The Hawks’ second championship in four years doesn’t necessarily come as a surprise to the team’s faithful fans, especially considering the season the team had. But that’s because of the team’s incredibly exciting core and the fact that this season was one of the best by any team in the history of the NHL. The Blackhawks now represent a model franchise, with a long, proud history, current success, youth to continue a possible dynasty in the future, and a hugely passionate fan base in the NHL’s largest single-team market. It’s even more remarkable to note where the franchise came from to get to this point.
While the Hawks have led the NHL in attendance in each of the last five years, it’s easy to forget that just six seasons ago they had the second-lowest attendance at 12,727 fans per game, or just 62.1% of the United Center’s seats. Few fans came to see a bad team play home games that weren’t even on local television, as directed by former owner Bill Wirtz, who thought televising the games would be unfair to season ticket holders. There weren’t many season ticket holders to please in his last years, however, and the beginning of his son Rocky’s reign at the top ignited the turnaround of the franchise.

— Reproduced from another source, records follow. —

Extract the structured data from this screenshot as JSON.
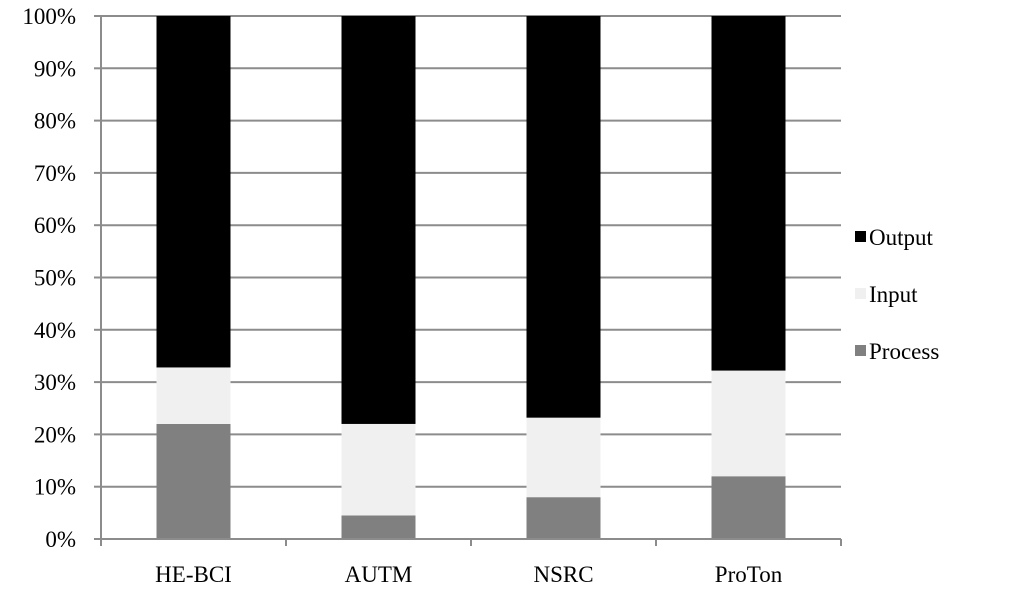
{
  "chart_data": {
    "type": "bar",
    "stacked": true,
    "percent_stacked": true,
    "title": "",
    "xlabel": "",
    "ylabel": "",
    "categories": [
      "HE-BCI",
      "AUTM",
      "NSRC",
      "ProTon"
    ],
    "ylim": [
      0,
      100
    ],
    "y_ticks": [
      "0%",
      "10%",
      "20%",
      "30%",
      "40%",
      "50%",
      "60%",
      "70%",
      "80%",
      "90%",
      "100%"
    ],
    "grid": true,
    "legend_position": "right",
    "series": [
      {
        "name": "Process",
        "values": [
          22,
          4.5,
          8,
          12
        ],
        "color": "#808080"
      },
      {
        "name": "Input",
        "values": [
          10.8,
          17.5,
          15.2,
          20.2
        ],
        "color": "#f0f0f0"
      },
      {
        "name": "Output",
        "values": [
          67.2,
          78,
          76.8,
          67.8
        ],
        "color": "#000000"
      }
    ],
    "legend_order": [
      "Output",
      "Input",
      "Process"
    ]
  }
}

Rocky Wirtz immediately made many changes after his father’s death in 2007, negotiating with Comcast SportsNet Chicago to televise more home games, adding more pre-recorded music instead of the organ to attract younger fans (including a new goal song, “Chelsea Dagger”), fixing the franchise’s broken relationships with former stars Bobby Hull and Stan Mikita, hiring Chicago Cubs President John McDonough to be President of the Blackhawks, and retaining general manager Dale Tallon and head coach Denis Savard to continue the Hawks’ youth movement.
Savard was fired near the beginning of the 2008-09 season in favor of the strict Joel Quenneville, who accelerated the rebuilding process that was centered around the third overall draft pick in the 2006 NHL Draft (Toews) and the first overall pick in the 2007 Draft (Kane). Those two joined Duncan Keith, Patrick Sharp, and Brent Seabrook on the Blackhawks, and the team has since added Marian Hossa, Brandon Saad, Andrew Shaw, and more, creating a perennial championship-caliber roster.

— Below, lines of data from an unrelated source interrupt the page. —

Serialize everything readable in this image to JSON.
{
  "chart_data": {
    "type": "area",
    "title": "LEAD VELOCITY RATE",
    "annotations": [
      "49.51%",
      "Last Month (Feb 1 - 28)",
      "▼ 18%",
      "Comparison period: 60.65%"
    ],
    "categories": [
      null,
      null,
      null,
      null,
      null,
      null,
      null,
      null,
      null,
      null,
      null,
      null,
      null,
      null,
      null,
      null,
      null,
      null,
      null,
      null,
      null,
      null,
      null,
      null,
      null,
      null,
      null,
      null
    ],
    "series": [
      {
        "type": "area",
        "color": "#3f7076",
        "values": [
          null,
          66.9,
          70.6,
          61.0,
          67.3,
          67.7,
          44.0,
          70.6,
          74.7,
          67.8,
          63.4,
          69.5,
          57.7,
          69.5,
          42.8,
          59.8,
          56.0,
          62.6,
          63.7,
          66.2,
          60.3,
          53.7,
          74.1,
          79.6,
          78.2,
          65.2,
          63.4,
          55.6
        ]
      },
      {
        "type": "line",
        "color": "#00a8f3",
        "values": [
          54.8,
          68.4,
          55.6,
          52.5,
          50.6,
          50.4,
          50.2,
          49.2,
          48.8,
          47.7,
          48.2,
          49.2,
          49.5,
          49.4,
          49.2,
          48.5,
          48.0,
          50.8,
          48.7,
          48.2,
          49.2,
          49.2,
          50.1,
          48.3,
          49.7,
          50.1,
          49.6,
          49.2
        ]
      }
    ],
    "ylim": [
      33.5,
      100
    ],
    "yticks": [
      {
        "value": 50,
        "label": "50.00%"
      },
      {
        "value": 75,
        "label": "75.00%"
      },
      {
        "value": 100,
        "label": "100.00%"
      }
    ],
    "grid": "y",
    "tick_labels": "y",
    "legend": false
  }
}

The franchise turnaround for the Blackhawks has been as dramatic as any in the history of the NHL, and probably of any in the history of American pro sports. In 2004, ESPN named the Chicago Blackhawks, who were amidst a stretch of nine non-playoff seasons in ten years, as the worst franchise in American pro sports.

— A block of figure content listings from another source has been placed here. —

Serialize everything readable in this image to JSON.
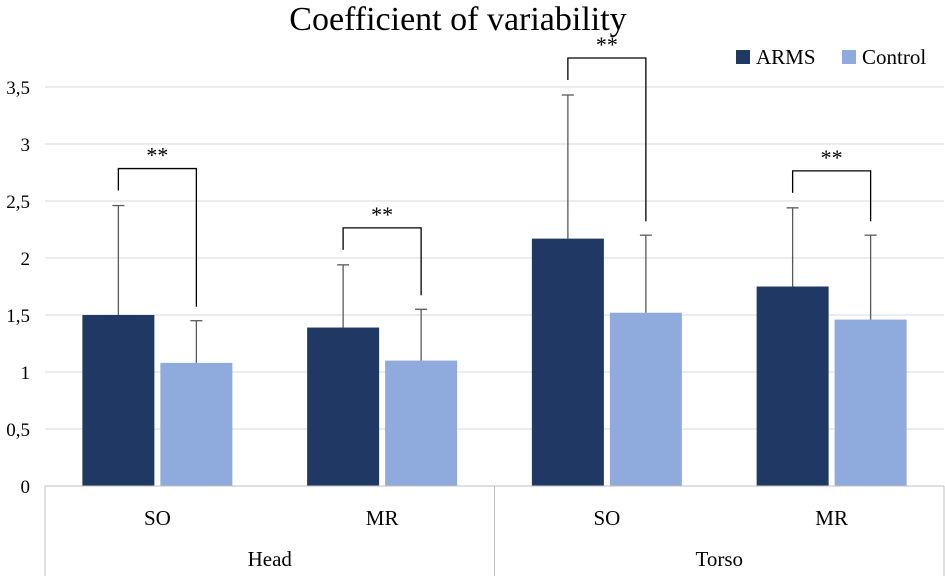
{
  "chart_data": {
    "type": "bar",
    "title": "Coefficient of variability",
    "ylim": [
      0,
      3.5
    ],
    "y_ticks": [
      "0",
      "0,5",
      "1",
      "1,5",
      "2",
      "2,5",
      "3",
      "3,5"
    ],
    "y_tick_values": [
      0,
      0.5,
      1,
      1.5,
      2,
      2.5,
      3,
      3.5
    ],
    "groups": [
      {
        "label": "Head",
        "categories": [
          "SO",
          "MR"
        ]
      },
      {
        "label": "Torso",
        "categories": [
          "SO",
          "MR"
        ]
      }
    ],
    "categories": [
      "SO",
      "MR",
      "SO",
      "MR"
    ],
    "series": [
      {
        "name": "ARMS",
        "color": "#203864",
        "values": [
          1.5,
          1.39,
          2.17,
          1.75
        ],
        "error": [
          0.96,
          0.55,
          1.26,
          0.69
        ]
      },
      {
        "name": "Control",
        "color": "#8faadc",
        "values": [
          1.08,
          1.1,
          1.52,
          1.46
        ],
        "error": [
          0.37,
          0.45,
          0.68,
          0.74
        ]
      }
    ],
    "significance": [
      {
        "category_index": 0,
        "label": "**"
      },
      {
        "category_index": 1,
        "label": "**"
      },
      {
        "category_index": 2,
        "label": "**"
      },
      {
        "category_index": 3,
        "label": "**"
      }
    ],
    "legend": {
      "position": "top-right"
    },
    "grid": true
  }
}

Now, with five consecutive playoff appearances, two Stanley Cup championships and a strong possibility for more, and the franchise at an all-time high in popularity, the Blackhawks could easily be named the best.
And that’s why whether you’re a life-long diehard or just recently jumped on the Rocky Wirtz bandwagon, we all love our Hawks. Gold Coast Tickets congratulates the 2013 Stanley Cup Champion Chicago Blackhawks!